Un roman de Tracy Chevalier, publié chez Gallimard.
Présentation de l'éditeur :
Dans les années 1810, à Lyme Regis, sur la côte du Dorset battue par les vents, Mary Anning découvre ses premiers fossiles et se passionne pour ces "prodigieuses créatures" dont l'existence remet en question toutes les théories sur la création du monde. Très vite, la jeune fille issue d'un milieu modeste se heurte aux préjugés de la communauté scientifique, exclusivement composée d'hommes, qui la cantonne dans un rôle de figuration. Mary Anning va trouver heureusement en Elizabeth Philpot, une vieille fille intelligente et acerbe, une alliée inattendue...
Avec une finesse qui rappelle Jane Austen, Tracy Chevalier raconte, dans Prodigieuses créatures, l'histoire d'une femme qui, bravant sa condition et sa classe sociale, fait l'une des plus grandes découvertes du XIXe siècle.
Prodigieuses créatures nous conte de façon romancée les vies de Mary Anning et Elizabeth Philpot.
Fille d’un artisan pauvre, Mary passe ses journées sur la plage à récupérer les fossiles qu’elle vend ensuite aux touristes. C’est bien entendu une nécessité pour assurer un semblant de bien-être matériel, mais au-delà de ça, Mary a l’œil et une passion pour les fossiles, comme son père. Elle ne sait pas vraiment ce qu’elle cherche avant de l’avoir trouvé : le squelette d’un animal mystérieux qui va réveiller craintes et convoitises.
Mary Anning fut une paléontologue autodidacte dont les découvertes en matière de fossiles furent décisives dans un domaine qui passionnait autant qu’il choquait à son époque. Si les fossiles attisaient la curiosité des savants et nourrissaient leurs conjectures, ils remettaient aussi en cause les croyances religieuses. Ce roman expose parfaitement au lecteur du XXIe siècle ce que ces recherches avaient de blasphématoire deux cents ans plus tôt. Et quand on sait qu’il y a encore de nos jours des créationnistes qui nient l’évolution des espèces, on ne peut que s’interroger sur la façon dont les gens pouvaient envisager de telles découvertes à une époque où la religion était si prégnante.

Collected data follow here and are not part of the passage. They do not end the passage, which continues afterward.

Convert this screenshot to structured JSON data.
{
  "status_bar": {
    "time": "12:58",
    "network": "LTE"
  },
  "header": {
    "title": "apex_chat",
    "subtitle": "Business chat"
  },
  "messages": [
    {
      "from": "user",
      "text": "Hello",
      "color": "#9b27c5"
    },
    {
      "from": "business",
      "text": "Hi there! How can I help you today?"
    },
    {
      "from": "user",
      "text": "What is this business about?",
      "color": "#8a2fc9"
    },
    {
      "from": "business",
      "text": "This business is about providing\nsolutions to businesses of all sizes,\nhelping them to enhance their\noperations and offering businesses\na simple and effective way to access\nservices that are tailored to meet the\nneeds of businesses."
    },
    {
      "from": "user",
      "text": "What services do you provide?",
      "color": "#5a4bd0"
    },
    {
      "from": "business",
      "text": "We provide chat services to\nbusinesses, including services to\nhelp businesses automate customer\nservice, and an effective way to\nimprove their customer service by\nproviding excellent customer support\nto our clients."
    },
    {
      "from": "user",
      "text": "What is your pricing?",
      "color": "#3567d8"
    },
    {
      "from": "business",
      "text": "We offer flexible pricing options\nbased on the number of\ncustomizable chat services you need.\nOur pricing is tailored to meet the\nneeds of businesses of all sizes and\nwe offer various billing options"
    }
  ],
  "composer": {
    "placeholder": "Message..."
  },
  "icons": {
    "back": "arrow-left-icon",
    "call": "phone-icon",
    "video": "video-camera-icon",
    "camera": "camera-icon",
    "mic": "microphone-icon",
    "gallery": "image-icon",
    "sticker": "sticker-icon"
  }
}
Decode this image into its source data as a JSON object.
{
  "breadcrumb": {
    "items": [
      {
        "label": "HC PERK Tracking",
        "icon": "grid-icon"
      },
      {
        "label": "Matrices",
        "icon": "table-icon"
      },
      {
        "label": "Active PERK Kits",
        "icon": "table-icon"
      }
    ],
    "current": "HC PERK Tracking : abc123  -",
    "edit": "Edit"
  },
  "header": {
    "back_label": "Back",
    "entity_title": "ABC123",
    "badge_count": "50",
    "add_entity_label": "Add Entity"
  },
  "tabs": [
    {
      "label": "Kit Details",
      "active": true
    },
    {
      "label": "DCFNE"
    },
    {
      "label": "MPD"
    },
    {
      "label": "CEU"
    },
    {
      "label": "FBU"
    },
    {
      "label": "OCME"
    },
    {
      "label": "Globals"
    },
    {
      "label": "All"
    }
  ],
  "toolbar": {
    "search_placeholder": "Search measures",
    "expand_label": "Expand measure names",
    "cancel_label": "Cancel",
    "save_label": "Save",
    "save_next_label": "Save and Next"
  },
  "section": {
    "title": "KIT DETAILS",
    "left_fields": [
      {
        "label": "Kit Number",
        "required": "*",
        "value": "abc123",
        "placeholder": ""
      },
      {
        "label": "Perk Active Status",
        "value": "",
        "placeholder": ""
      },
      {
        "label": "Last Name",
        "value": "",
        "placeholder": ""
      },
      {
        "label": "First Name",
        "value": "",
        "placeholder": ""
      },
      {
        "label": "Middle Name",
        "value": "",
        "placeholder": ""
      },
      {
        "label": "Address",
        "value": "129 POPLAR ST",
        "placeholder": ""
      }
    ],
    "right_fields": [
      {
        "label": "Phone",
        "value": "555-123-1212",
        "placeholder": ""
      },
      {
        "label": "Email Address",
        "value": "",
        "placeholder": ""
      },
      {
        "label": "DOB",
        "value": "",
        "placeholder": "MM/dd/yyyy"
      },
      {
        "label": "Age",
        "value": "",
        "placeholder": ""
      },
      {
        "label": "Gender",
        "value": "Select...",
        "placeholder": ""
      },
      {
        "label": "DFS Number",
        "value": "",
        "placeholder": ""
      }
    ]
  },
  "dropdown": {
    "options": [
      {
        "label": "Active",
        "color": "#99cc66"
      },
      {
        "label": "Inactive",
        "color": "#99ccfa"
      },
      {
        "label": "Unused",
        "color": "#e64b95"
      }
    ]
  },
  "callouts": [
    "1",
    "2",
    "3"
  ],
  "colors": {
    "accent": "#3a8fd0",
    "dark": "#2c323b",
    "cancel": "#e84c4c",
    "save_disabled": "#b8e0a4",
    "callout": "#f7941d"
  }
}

Toutefois, si cet aspect de l’histoire a son importance, celle-ci traite également de la place des femmes dans bien des domaines. Seul le veuvage pouvait leur octroyer un minimum d’indépendance à l’époque. Leur instruction était limitée, même dans un milieu aisé. On attendait seulement qu’elles sachent jouer du piano, qu’elles aiment dessiner de jolies fleurs et qu’elles se trouvent un mari. Les femmes issues du milieu ouvrier, quant à elles, pouvaient tout juste apprendre à lire au catéchisme, on préférait les mettre au travail très jeunes pour qu’elles ne soient pas un poids mort. Alors des femmes intelligentes qui se mêlent de sciences, c’était tout bonnement impensable. Elles existaient à peine dans l’ombre des hommes, ni reconnues ni respectées.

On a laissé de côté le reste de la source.